Les robots sociaux, vous connaissez ? Selon le site La Recherche (du magazine du même nom), un robot social ou "robot socialement situé, est un robot autonome capable d'évoluer et prévu pour fonctionner quelles que soient ses fonctions au sein d'environnements socialisés". Un robot capable donc, de fonctionner dans un environnement humain, conçu, contrôlé et habité par des humains. Et par là, il faut comprendre un robot qui peut interagir avec les humains. Le numéro spécial de La Recherche s'intitulant "Les nouveaux robots" fut publié... en janvier 2002.

Est-ce que la définition du robot social a changé, beaucoup, un peu ou pas du tout, depuis 10 ans ? Ou même depuis 1966, date à laquelle apparut le premier robot social, sous forme d'un programme. Eliza, ce programme qui "imitait" les questions d'un psychiatre avec un patient, l'interlocuteur au clavier, fut en effet écrit par Joseph Weizenbaum (1923-2008), un éminent professeur d'informatique du réputé MIT, entre 1964 et 1966. Weizenbaum n'avait aucunement l'ambition de créer un robot social, il qualifiait lui-même les questions générées par Eliza de parodie des propos d'un psychothérapeute rogérien.

Le fait que plusieurs personnes se laissaient 'leurrer" par son programme l'amena à pousser plus loin l'étude de l'intelligence artificielle et en devenir plutôt critique. Son livre "Puissance de l'ordinateur et raison de l'homme" publié en 1976 est un résumé de sa critique des sciences informatiques.

Quelques exemples actuels, des pires aux plutôt bons

L'évolution d'Internet, l'apparition et la popularité grandissante des réseaux sociaux, a conduit à créer quelques formes malveillantes de robots sociaux. Ce sont ceux-là, vraiment, qu'on appelle les socialbots en anglais. Disponibles sur Internet pour quelques dollars, ces petits programmes permettent, sitôt connectés à un utilisateur de Facebook, de suivre son activité sociale en ligne. D'obtenir des informations telles que le nom, l'adresse courriel, parfois même un numéro de téléphone, souvent une date de naissance, peut-être le nom du conjoint et des enfants, des parents (ainsi que les dates de naissance de tous ces gens), de l'animal de la famille, etc. se fait rapidement. Certaines de ces informations sont utilisées pour accéder à et modifier des comptes courriel, des sites bancaires ou transactionnels. 

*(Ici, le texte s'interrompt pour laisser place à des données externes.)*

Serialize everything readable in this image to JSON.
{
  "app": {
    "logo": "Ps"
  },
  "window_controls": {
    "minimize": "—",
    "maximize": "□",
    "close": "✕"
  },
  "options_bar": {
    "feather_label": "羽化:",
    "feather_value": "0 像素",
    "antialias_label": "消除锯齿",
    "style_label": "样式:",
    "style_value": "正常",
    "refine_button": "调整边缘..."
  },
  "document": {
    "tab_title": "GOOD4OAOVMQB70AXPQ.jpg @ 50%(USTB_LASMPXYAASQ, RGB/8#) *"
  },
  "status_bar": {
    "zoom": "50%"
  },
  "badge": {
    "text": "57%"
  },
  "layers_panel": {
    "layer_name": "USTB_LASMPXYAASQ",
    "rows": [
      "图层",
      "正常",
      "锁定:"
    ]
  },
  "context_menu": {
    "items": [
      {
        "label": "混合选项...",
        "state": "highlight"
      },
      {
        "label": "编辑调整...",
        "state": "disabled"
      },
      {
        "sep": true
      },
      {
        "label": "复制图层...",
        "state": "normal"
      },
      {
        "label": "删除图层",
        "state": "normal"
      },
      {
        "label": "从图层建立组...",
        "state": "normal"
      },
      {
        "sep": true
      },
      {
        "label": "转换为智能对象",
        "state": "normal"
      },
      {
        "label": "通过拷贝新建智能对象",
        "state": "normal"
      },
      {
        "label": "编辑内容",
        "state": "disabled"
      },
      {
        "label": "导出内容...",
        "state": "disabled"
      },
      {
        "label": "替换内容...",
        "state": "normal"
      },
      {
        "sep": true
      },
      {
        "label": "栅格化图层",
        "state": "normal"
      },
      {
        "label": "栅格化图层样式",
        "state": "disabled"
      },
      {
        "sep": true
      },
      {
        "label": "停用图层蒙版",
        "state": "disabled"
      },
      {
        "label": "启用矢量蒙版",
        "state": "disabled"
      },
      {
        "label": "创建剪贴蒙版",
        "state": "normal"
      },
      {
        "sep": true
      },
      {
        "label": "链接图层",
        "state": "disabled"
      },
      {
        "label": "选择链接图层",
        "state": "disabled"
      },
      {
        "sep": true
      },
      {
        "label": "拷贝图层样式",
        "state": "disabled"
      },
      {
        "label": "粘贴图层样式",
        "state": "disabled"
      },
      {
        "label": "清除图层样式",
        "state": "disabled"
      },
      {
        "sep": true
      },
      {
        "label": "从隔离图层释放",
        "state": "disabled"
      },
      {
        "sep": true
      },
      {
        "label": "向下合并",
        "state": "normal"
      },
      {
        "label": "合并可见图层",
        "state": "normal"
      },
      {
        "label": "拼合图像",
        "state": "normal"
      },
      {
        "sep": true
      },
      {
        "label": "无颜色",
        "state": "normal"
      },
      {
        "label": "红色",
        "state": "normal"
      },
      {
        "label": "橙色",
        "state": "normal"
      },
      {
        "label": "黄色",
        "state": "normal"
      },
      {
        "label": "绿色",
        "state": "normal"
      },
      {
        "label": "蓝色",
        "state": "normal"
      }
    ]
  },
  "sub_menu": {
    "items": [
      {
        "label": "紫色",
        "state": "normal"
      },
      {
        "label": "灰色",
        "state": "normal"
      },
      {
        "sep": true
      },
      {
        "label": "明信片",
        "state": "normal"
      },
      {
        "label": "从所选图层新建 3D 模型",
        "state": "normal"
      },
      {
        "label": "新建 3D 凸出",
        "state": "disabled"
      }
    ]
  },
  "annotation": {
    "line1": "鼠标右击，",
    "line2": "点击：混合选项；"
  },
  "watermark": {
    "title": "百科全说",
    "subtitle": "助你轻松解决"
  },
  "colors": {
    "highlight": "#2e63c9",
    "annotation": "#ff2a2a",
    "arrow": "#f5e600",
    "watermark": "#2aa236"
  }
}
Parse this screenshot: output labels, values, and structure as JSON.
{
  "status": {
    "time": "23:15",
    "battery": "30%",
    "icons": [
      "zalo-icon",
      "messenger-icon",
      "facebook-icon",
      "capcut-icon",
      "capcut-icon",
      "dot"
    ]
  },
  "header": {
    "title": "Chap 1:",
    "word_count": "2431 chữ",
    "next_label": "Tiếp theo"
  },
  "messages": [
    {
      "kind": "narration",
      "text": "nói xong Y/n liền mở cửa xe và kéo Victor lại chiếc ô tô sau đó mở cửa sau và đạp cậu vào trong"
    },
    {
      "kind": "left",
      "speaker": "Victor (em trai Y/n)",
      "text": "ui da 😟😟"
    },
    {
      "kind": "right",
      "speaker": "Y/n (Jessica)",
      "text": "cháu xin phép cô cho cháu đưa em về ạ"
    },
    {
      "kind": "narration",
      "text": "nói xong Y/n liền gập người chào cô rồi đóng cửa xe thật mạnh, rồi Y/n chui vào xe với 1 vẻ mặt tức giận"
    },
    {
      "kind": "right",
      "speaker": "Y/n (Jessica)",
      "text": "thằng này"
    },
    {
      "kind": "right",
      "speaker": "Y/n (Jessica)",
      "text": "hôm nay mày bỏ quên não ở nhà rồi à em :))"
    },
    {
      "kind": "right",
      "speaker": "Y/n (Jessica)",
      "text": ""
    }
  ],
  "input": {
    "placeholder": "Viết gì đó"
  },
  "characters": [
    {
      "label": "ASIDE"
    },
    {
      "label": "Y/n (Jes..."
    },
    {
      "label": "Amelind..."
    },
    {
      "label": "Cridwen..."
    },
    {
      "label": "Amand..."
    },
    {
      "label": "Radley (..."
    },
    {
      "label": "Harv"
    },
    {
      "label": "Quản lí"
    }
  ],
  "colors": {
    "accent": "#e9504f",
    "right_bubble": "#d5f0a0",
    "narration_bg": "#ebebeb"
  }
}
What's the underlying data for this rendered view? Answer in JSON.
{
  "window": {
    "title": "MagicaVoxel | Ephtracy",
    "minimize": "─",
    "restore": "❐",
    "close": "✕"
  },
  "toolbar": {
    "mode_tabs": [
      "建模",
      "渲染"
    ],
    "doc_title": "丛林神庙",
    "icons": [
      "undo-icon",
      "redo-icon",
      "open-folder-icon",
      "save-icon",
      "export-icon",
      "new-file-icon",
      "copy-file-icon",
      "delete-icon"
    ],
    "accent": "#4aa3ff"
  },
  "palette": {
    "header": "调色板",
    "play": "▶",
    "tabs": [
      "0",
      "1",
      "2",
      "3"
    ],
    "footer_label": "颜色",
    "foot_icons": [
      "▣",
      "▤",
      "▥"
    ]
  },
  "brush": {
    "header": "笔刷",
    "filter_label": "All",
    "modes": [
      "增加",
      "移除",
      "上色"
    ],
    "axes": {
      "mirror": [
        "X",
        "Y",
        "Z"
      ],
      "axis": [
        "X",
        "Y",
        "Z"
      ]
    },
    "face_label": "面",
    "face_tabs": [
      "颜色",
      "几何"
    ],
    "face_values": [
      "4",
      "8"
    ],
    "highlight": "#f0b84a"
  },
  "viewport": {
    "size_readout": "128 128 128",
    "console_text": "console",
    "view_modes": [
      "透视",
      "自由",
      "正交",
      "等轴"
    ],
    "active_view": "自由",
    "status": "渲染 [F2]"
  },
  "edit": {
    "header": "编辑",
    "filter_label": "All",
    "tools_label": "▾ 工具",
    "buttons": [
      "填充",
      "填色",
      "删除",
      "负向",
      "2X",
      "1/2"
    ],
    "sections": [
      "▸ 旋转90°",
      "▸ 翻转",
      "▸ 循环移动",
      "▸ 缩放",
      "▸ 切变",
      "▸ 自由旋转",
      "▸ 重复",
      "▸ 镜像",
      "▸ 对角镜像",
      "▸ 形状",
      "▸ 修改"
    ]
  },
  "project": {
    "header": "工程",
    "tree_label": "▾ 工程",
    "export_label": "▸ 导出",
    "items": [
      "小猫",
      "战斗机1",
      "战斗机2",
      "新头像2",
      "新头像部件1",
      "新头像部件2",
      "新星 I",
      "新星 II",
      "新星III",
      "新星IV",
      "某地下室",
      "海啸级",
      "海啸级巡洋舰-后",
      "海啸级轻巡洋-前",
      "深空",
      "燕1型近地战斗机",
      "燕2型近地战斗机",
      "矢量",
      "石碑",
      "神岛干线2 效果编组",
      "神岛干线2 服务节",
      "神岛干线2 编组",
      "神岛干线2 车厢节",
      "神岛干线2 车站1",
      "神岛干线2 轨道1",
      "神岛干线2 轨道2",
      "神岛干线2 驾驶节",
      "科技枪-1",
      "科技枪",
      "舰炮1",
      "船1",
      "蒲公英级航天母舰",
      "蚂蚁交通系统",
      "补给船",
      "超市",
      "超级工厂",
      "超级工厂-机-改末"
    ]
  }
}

J'exagère ? Des chercheurs canadiens ont démontré qu'un robot social pouvait aisément infiltrer des comptes Facebook : Des chercheurs canadiens mettent au jour des vulnérabilités de Facebook

Si on se penche plutôt, enfin, sur de meilleurs exemples de développement et d'utilisation de robots sociaux, on peut regarder la liste Top 10 des robots sociaux sur Knowtex, par Jade Le Maître. Madame le Maître a écrit une thèse de doctorat dont le sujet était le traitement du signal social appliqué à la robotique d’assistance aux personnes âgées.

De cette liste, j'attire votre attention sur deux modèles : NAO dont parle notre rédactrice en chef dans Nao, la star des facs et Paro. 

Des blanchons robotisés au Québec

Le numéro deux de la liste de Jade Le Maître, Paro, me paraissait familier. Avec raison, puisque l'histoire de l'acquisition de deux de ces bébés phoques robotisés par des CHLSD (Centre d'hébergement de soins de longue durée) du Québec avait fait la une des journaux du Québec entre deux articles sur la grève étudiante le printemps dernier. À 6 000$ pièce, les phoques électroniques avaient soulevé de grandes réactions, de l'indignation de l'opposition en chambre parlementaire, de la moquerie des médias à l'ire des pêcheurs de blanchons des Iles-de-la-Madeleine

Les robots sociaux sont ici pour rester. L'évolution technologique devrait leur permettre d'acquérir éventuellement ces défauts qui nous les rendrait aussi attachants que nos imparfaits animaux domestiques. Peut-être.